MEPs vote for the EU to develop new tools against volatility for farmers

MEPs have today voted for the EU to develop new risk and crisis management tools to help farmers to cope with the threat of price volatility.

They also voted for the EU to strengthen farmers bargaining position in the food supply chain.

The supply chain should be made more transparent and the EU budget more flexible, so that funds can be deployed faster to tackle crises, MEPs said.

Rapporteur Angélique Delahaye (EPP, FR) said that the Agriculture Committee is paving the way for the upcoming Common Agricultural Policy.

“The long-term aims of the CAP must be to ensure fair standards of living for the agricultural community, stabilise markets and guarantee viable food production.

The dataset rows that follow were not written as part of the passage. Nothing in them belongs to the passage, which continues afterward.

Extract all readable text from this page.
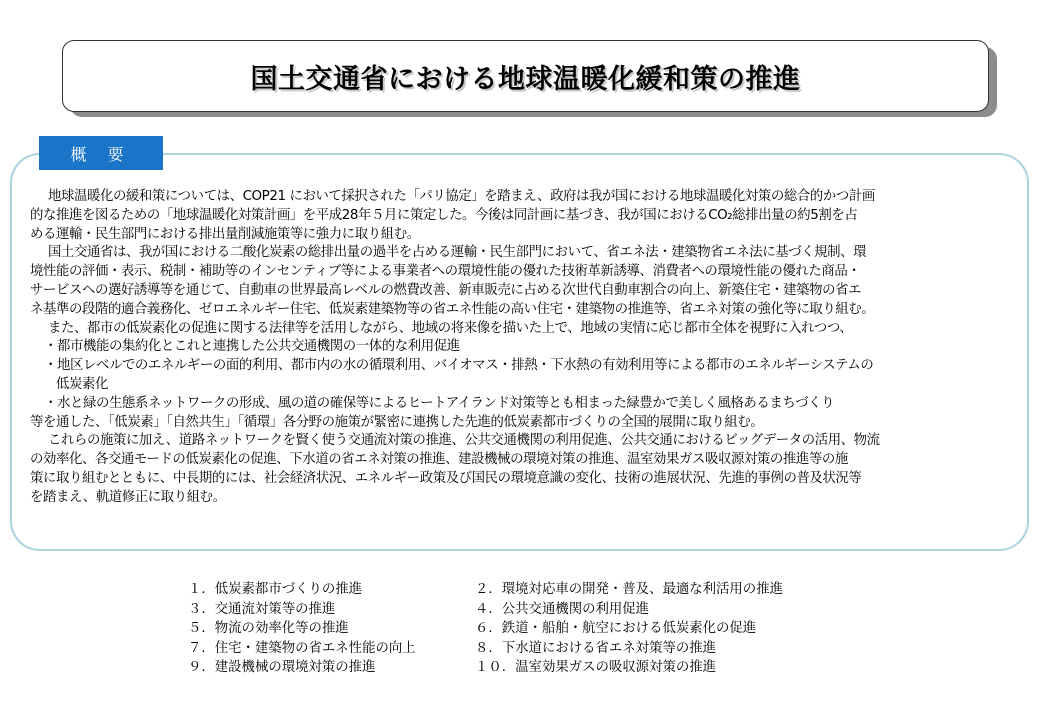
国土交通省における地球温暖化緩和策の推進
概 要
地球温暖化の緩和策については、COP21 において採択された「パリ協定」を踏まえ、政府は我が国における地球温暖化対策の総合的かつ計画
的な推進を図るための「地球温暖化対策計画」を平成28年５月に策定した。今後は同計画に基づき、我が国におけるCO₂総排出量の約5割を占
める運輸・民生部門における排出量削減施策等に強力に取り組む。
国土交通省は、我が国における二酸化炭素の総排出量の過半を占める運輸・民生部門において、省エネ法・建築物省エネ法に基づく規制、環
境性能の評価・表示、税制・補助等のインセンティブ等による事業者への環境性能の優れた技術革新誘導、消費者への環境性能の優れた商品・
サービスへの選好誘導等を通じて、自動車の世界最高レベルの燃費改善、新車販売に占める次世代自動車割合の向上、新築住宅・建築物の省エ
ネ基準の段階的適合義務化、ゼロエネルギー住宅、低炭素建築物等の省エネ性能の高い住宅・建築物の推進等、省エネ対策の強化等に取り組む。
また、都市の低炭素化の促進に関する法律等を活用しながら、地域の将来像を描いた上で、地域の実情に応じ都市全体を視野に入れつつ、
・都市機能の集約化とこれと連携した公共交通機関の一体的な利用促進
・地区レベルでのエネルギーの面的利用、都市内の水の循環利用、バイオマス・排熱・下水熱の有効利用等による都市のエネルギーシステムの
低炭素化
・水と緑の生態系ネットワークの形成、風の道の確保等によるヒートアイランド対策等とも相まった緑豊かで美しく風格あるまちづくり
等を通した、「低炭素」「自然共生」「循環」各分野の施策が緊密に連携した先進的低炭素都市づくりの全国的展開に取り組む。
これらの施策に加え、道路ネットワークを賢く使う交通流対策の推進、公共交通機関の利用促進、公共交通におけるビッグデータの活用、物流
の効率化、各交通モードの低炭素化の促進、下水道の省エネ対策の推進、建設機械の環境対策の推進、温室効果ガス吸収源対策の推進等の施
策に取り組むとともに、中長期的には、社会経済状況、エネルギー政策及び国民の環境意識の変化、技術の進展状況、先進的事例の普及状況等
を踏まえ、軌道修正に取り組む。
１．低炭素都市づくりの推進
３．交通流対策等の推進
５．物流の効率化等の推進
７．住宅・建築物の省エネ性能の向上
９．建設機械の環境対策の推進
２．環境対応車の開発・普及、最適な利活用の推進
４．公共交通機関の利用促進
６．鉄道・船舶・航空における低炭素化の促進
８．下水道における省エネ対策等の推進
１０．温室効果ガスの吸収源対策の推進
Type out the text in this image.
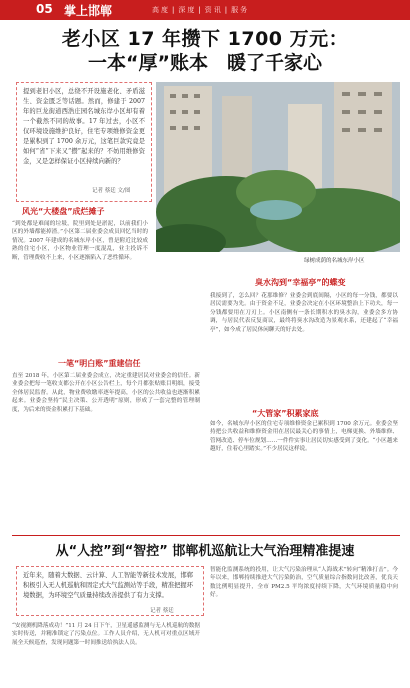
05 掌上邯郸	高度 | 深度 | 资讯 | 服务
老小区 17 年攒下 1700 万元：
一本“厚”账本　暖了千家心
提到老旧小区，总绕不开设施老化、矛盾滋生、资金匮乏等话题。然而，修建于 2007 年的巨龙街道西浩庄园名城东岸小区却有着一个截然不同的故事。17 年过去，小区不仅环境设施维护良好，住宅专项维修资金更是累积到了 1700 余万元，这笔巨款究竟是如何“省”下来又“攒”起来的？不妨用维修资金，又是怎样保证小区持续向新的？
记者 蔡廷 文/图
绿树成荫的名城东岸小区
风光“大楼盘”成烂摊子
“到处都是难闻的垃圾，院里到处是淤泥，以前我们小区的外墙都能掉渣。”小区第二届业委会成员回忆当时的情况。2007 年建成的名城东岸小区，曾是附近比较成熟的住宅小区，小区物业管理一度混乱，业主投诉不断，管理费收不上来，小区逐渐陷入了恶性循环。
臭水沟到“幸福亭”的蝶变
我接到了，怎么回？花那维修？业委会到底间隔，小区的每一分钱，都要以居民需要为先。由于资金不足，业委会决定在小区环境整治上下功夫，每一分钱都要用在刀刃上。小区南侧有一条长期积水的臭水沟，业委会多方协调，与居民代表反复商议，最终将臭水沟改造为景观水系，还建起了“幸福亭”，如今成了居民休闲聊天的好去处。
一笔“明白账”重建信任
直至 2018 年，小区第二届业委会成立，决定重建居民对业委会的信任。新业委会把每一笔收支都公开在小区公告栏上，每个月都张贴账目明细，接受全体居民监督。从此，物业费收缴率逐年提高，小区的公共收益也逐渐积累起来。业委会坚持“民主决策、公开透明”原则，形成了一套完整的管理制度，为后来的资金积累打下基础。	“大管家”积累家底
如今，名城东岸小区的住宅专项维修资金已累积到 1700 余万元。业委会坚持把公共收益和维修资金用在居民最关心的事情上，电梯更换、外墙维修、管网改造、停车位规划……一件件实事让居民切实感受到了变化。“小区越来越好，住着心里踏实。”不少居民这样说。
从“人控”到“智控” 邯郸机巡航让大气治理精准提速
近年来，随着大数据、云计算、人工智能等新技术发展，邯郸积极引入无人机巡航和固定式大气监测站等手段，精准把握环境数据，为环境空气质量持续改善提供了有力支撑。
记者 蔡廷
“安视测机降落成功！”11 月 24 日下午，卫星遥感监测与无人机巡航的数据实时传送，并精准锁定了污染点位。工作人员介绍，无人机可对重点区域开展全天候巡查，发现问题第一时间推送给执法人员。
智能化监测系统的投用，让大气污染治理从“人海战术”转向“精准打击”。今年以来，邯郸持续推进大气污染防治，空气质量综合指数同比改善，优良天数比例明显提升，全市 PM2.5 平均浓度持续下降，大气环境质量稳中向好。
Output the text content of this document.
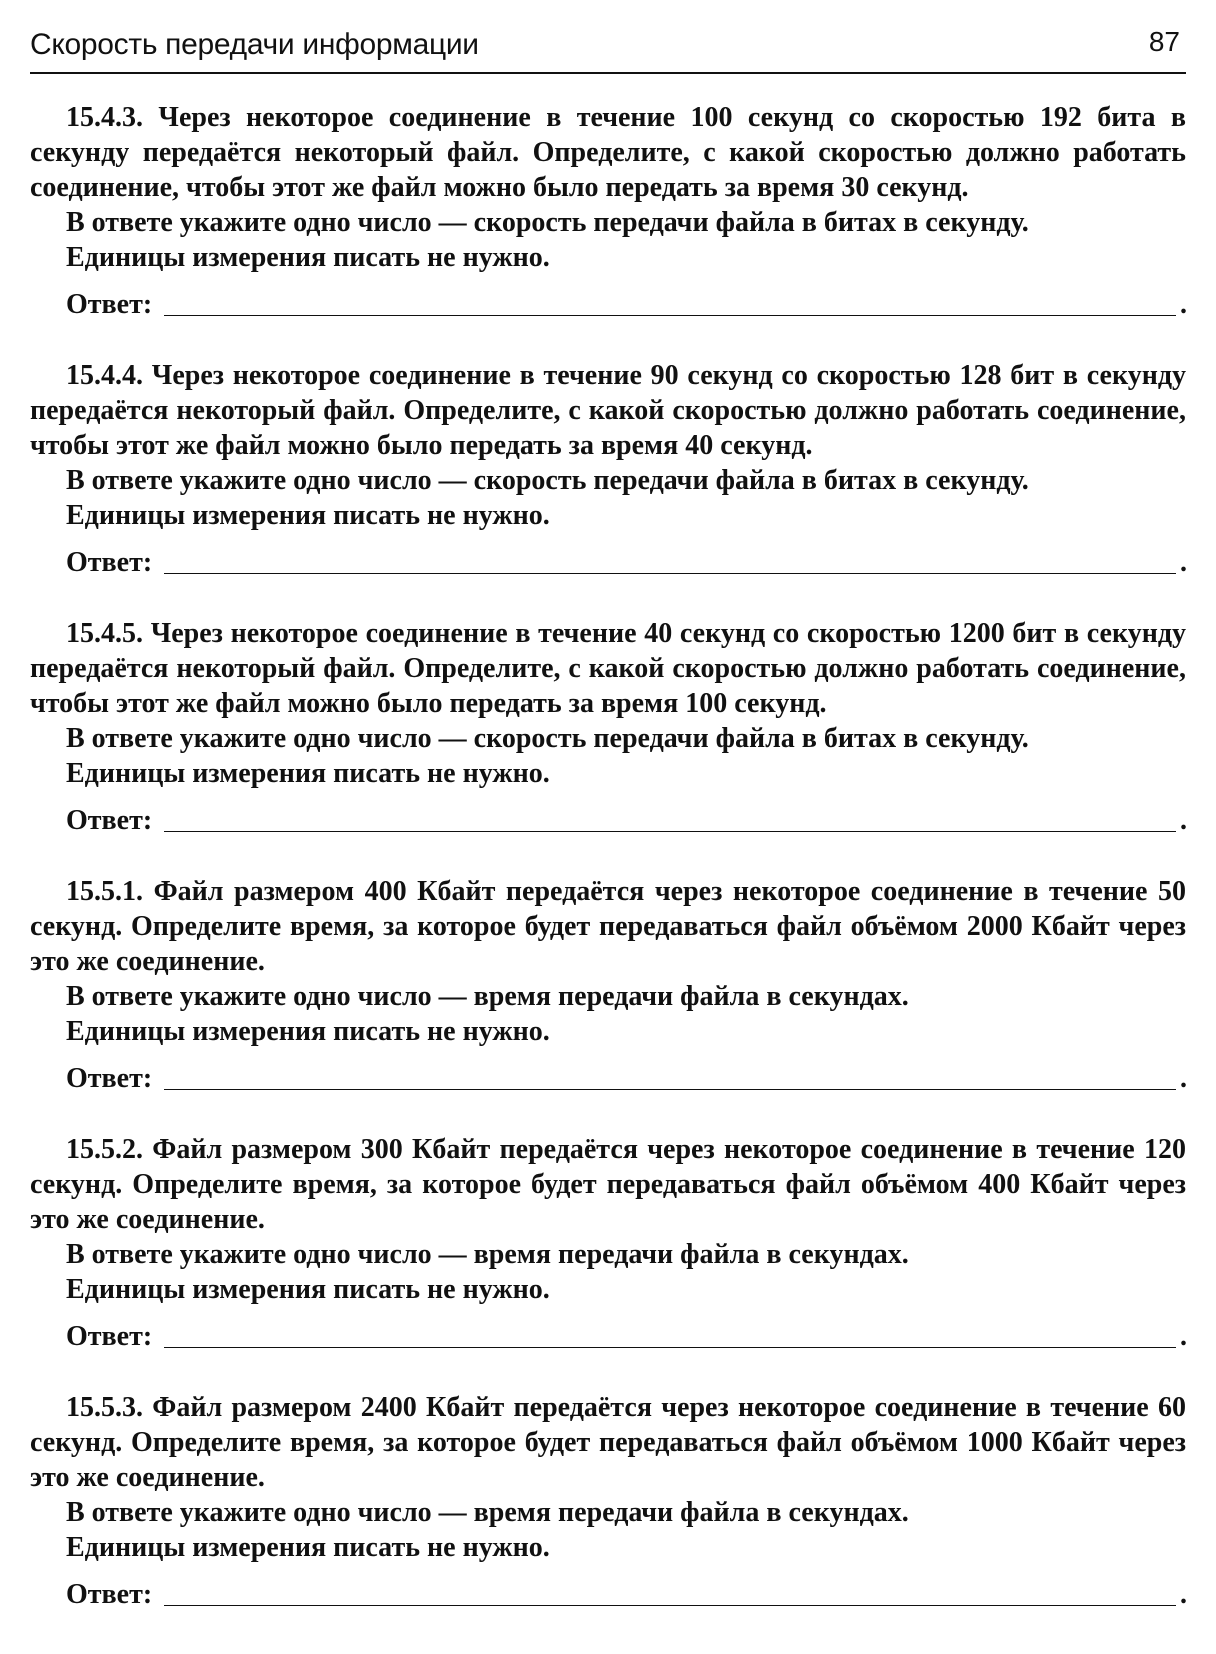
Скорость передачи информации	87

15.4.3. Через некоторое соединение в течение 100 секунд со скоростью 192 бита в секунду передаётся некоторый файл. Определите, с какой скоростью должно работать соединение, чтобы этот же файл можно было передать за время 30 секунд.

В ответе укажите одно число — скорость передачи файла в битах в секунду.

Единицы измерения писать не нужно.

Ответ:	.

15.4.4. Через некоторое соединение в течение 90 секунд со скоростью 128 бит в секунду передаётся некоторый файл. Определите, с какой скоростью должно работать соединение, чтобы этот же файл можно было передать за время 40 секунд.

В ответе укажите одно число — скорость передачи файла в битах в секунду.

Единицы измерения писать не нужно.

Ответ:	.

15.4.5. Через некоторое соединение в течение 40 секунд со скоростью 1200 бит в секунду передаётся некоторый файл. Определите, с какой скоростью должно работать соединение, чтобы этот же файл можно было передать за время 100 секунд.

В ответе укажите одно число — скорость передачи файла в битах в секунду.

Единицы измерения писать не нужно.

Ответ:	.

15.5.1. Файл размером 400 Кбайт передаётся через некоторое соединение в течение 50 секунд. Определите время, за которое будет передаваться файл объёмом 2000 Кбайт через это же соединение.

В ответе укажите одно число — время передачи файла в секундах.

Единицы измерения писать не нужно.

Ответ:	.

15.5.2. Файл размером 300 Кбайт передаётся через некоторое соединение в течение 120 секунд. Определите время, за которое будет передаваться файл объёмом 400 Кбайт через это же соединение.

В ответе укажите одно число — время передачи файла в секундах.

Единицы измерения писать не нужно.

Ответ:	.

15.5.3. Файл размером 2400 Кбайт передаётся через некоторое соединение в течение 60 секунд. Определите время, за которое будет передаваться файл объёмом 1000 Кбайт через это же соединение.

В ответе укажите одно число — время передачи файла в секундах.

Единицы измерения писать не нужно.

Ответ:	.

“That’s why we have to push for a better organisational capability in various sectors and to strengthen the contractual systems for farmers, processors, and distributors at the same time,” she said.

New tools to fight price volatility

Today’s non-legislative resolution was adopted by 29 votes in favour to 11 against, with three abstentions.

The current CAP lacks effective tools to address growing market volatility and to help farmers cope with price changes, the resolution said.

Existing risk management tools, such as mutual funds, income stabilisation and insurance are implemented slowly, unevenly and are poorly funded..

MEPs voted that the EU must therefore develop new climate, health and economic risk management tools, as well using existing ones to the full, to safeguard the EU’s food autonomy, ensure competitive and sustainable farming on the continent and encourage new entrants.

These new tools should be fairer, more efficient and responsive, but also affordable for farmers and properly funded, they added.

Tackling crises

The Commission should develop complementary public and private sector tools for crisis prevention and management, along with tailored and binding early-warning systems, and study ways to prevent and combat price volatility crises through countercyclical aids, the committee said.

MEPs also insisted that the so-called “crisis reserve” should be kept outside the EU budget, to make it more flexible.

Farmers must be better informed about ways to make their holdings more competitive and on options available to them when it comes to risk management, market data and volatility, MEPs said.

They called on the Commission and Member States to organise awareness-raising campaigns and adapt their training programmes to this end.

Food Supply Chain

The resolution also calls on the Commission to align EU competition policy with the specific needs of the agricultural sector and boost farmers’ negotiating power in the food supply chain.

This would be done by introducing standard, transparent, balanced and collectively negotiated contracts laying down inter alia prices for products and payment periods.

The size of a producer organisation representing farmers in collective negotiations should ideally correspond to that of its negotiating partner, MEPs said.

Enhancing supply chain transparency

Meanwhile, information on prices and costs must be made timelier and easier to access for all supply chain stakeholders, MEPs insisted.

They called for an EU-wide electronic map providing real-time information on the availability of agricultural products, EU agricultural price observatories covering the entire chain from producer price to final retail price, and sufficient funding to enable observatories to make recommendations.

So what happens next?

The text approved by the Agriculture Committee still needs to be scrutinised by the full House, probably at its next plenary session in Strasbourg in December.

It should then feed into the work of the Agriculture Market Task Force, an expert group set up by the Commission to suggest ways to improve functioning of agricultural markets.

In the longer term, it should also form a basis for deliberations about the next CAP reform.